Just wondering if any other facilities are using the APRV mode of ventillation. I was told by a pulmonologist at my hospital that it is a fairly new method, but when I looked up some info on it, it was started best I can tell in the early 1990's. We are still primarily using SIMV mode, and only seem to switch patients to the APRV as a last measure of trying to help dying patients, when there are no other alternatives (septic, end stage ARDS patients, severe non cardiogenic pulmonary edema). I am curious if anyone else is using it how comfortable the staff is with it. It seems most of our RTs don't know much about it, let alone the RNs. There's a lot of conflicting info about it. I found a good article on AACNs website though and it makes sense to me, that if used early on it would be more effective.
Oct 20, '04
We've just started using it in our facilty a few months ago. It's really great for all kinds of patients, they don't have to be next to death to be a candidate for APRV. The ventilator mode used is bi-level, and while bi-level is just a tad different than APRV, in that the low peep used in bi-level is generally not 0, and in APRV the ventilator uses the release time as an auto-peep generator.
It's amazing to see the x-rays of these people before, and after bi-level.
This mode of ventilation should be started early, at the first signs of trouble. One of the docs told me the other day that once they get so far into ARDS on say AC/PC, it's hard to switch them over to bi-level because they have no reserve for changes that big.
Another consideration is fluid status. A patient who is very fluid dependant might need a few liters of fluid before bi-level is started....
This is also a weanable vent mode... you can wean them down to cpap settings and extubate from it. It's really quite interesting.
here's an article that explains it quite well
Oct 20, '04
And, TennRN, I know you read that article, just thought I'd post it for everyone else.
And, as a final comment... you are totally right, it should be used early on.
Nov 7, '04
In the trauma unit I am from, 80% of the time we ventilate with Dragers using APRV. This mode of ventilation allows the adjustment of inspiratory and exp time so that you administer long inspirations and very short exhalation. Somewhat like PC c inverse ratio, but pressure delivery in rapid shots. (difficult to explain, but easy to feel in circuit) This promotes recruitment by not allowing alveolar collapse.
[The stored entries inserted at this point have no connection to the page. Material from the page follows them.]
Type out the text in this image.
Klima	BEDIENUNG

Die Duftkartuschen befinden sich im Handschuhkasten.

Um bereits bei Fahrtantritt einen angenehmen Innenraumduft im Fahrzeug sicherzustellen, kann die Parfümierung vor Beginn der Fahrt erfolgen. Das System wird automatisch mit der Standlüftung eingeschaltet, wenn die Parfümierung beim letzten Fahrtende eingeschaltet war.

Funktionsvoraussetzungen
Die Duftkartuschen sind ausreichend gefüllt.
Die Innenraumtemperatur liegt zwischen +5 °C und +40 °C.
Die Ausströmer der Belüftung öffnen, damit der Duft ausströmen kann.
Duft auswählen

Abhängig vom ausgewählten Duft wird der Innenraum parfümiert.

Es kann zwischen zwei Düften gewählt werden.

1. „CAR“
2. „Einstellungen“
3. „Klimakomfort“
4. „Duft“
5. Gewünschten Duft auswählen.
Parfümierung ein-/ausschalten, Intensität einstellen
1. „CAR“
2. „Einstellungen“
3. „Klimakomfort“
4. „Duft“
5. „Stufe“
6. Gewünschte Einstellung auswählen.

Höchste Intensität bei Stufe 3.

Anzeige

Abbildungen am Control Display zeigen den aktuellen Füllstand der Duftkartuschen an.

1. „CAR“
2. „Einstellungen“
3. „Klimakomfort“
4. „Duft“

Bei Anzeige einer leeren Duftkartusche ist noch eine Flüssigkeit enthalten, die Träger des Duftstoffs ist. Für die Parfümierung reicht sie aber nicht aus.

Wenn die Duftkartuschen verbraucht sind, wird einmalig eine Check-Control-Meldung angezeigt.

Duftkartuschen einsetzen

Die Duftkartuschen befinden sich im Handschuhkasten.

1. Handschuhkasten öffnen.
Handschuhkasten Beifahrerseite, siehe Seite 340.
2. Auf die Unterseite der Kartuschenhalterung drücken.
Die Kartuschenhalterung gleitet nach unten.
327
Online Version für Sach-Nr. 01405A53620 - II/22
Also, you can administer high pressure s detrimental elevations of peak airway pressures. Weening is accomplished by dropping pressure and stretching expiration time. Pt's love this mode. You will never see a pt on a paralytic gtt on this mode since it is so well tolerated s drastically increased PAP.
Nov 18, '04
We use this mode usually before we decide to put the patient on the Ocillator, which is usually the last mode of treatment.
Nov 19, '04
What`s a difference bettwen APRV and BIPAP ventilation mode? It`s look like the same thing to me.
Sep 27, '05
They work in two totally different ways. But the biggest difference is that APRV has a pressure maintained in the lungs that the patient breathes spontaneously above that releases to a lower level at a preset interval. Whereas with BiPAP the patient initiates a breath and gets the pressure delivered at that time. there is a lower level of pressure maintained in the lungs with exhalation, but it is the lower level of pressure. Does that make sense? It's very late and I'm about to pass out.
Oct 8, '05
APRV has allways been a tough "sell" to our pulmonologists in Casper. Often by the time it is considered, usually by the most talented RT's, it is deemed futile or at best experimental. It has been my experience in the past that APRV when employed early and often is helpful in avoiding ARDS or at least decreasing the duration of the disease. Also, while transthorasic flow return issues can be present with high pressures, this can be dealt with, with inotrops if tolerated. Count of the RT to guide this therapy, they are skilled at recognizing sutle and hidin changes in lung compliance.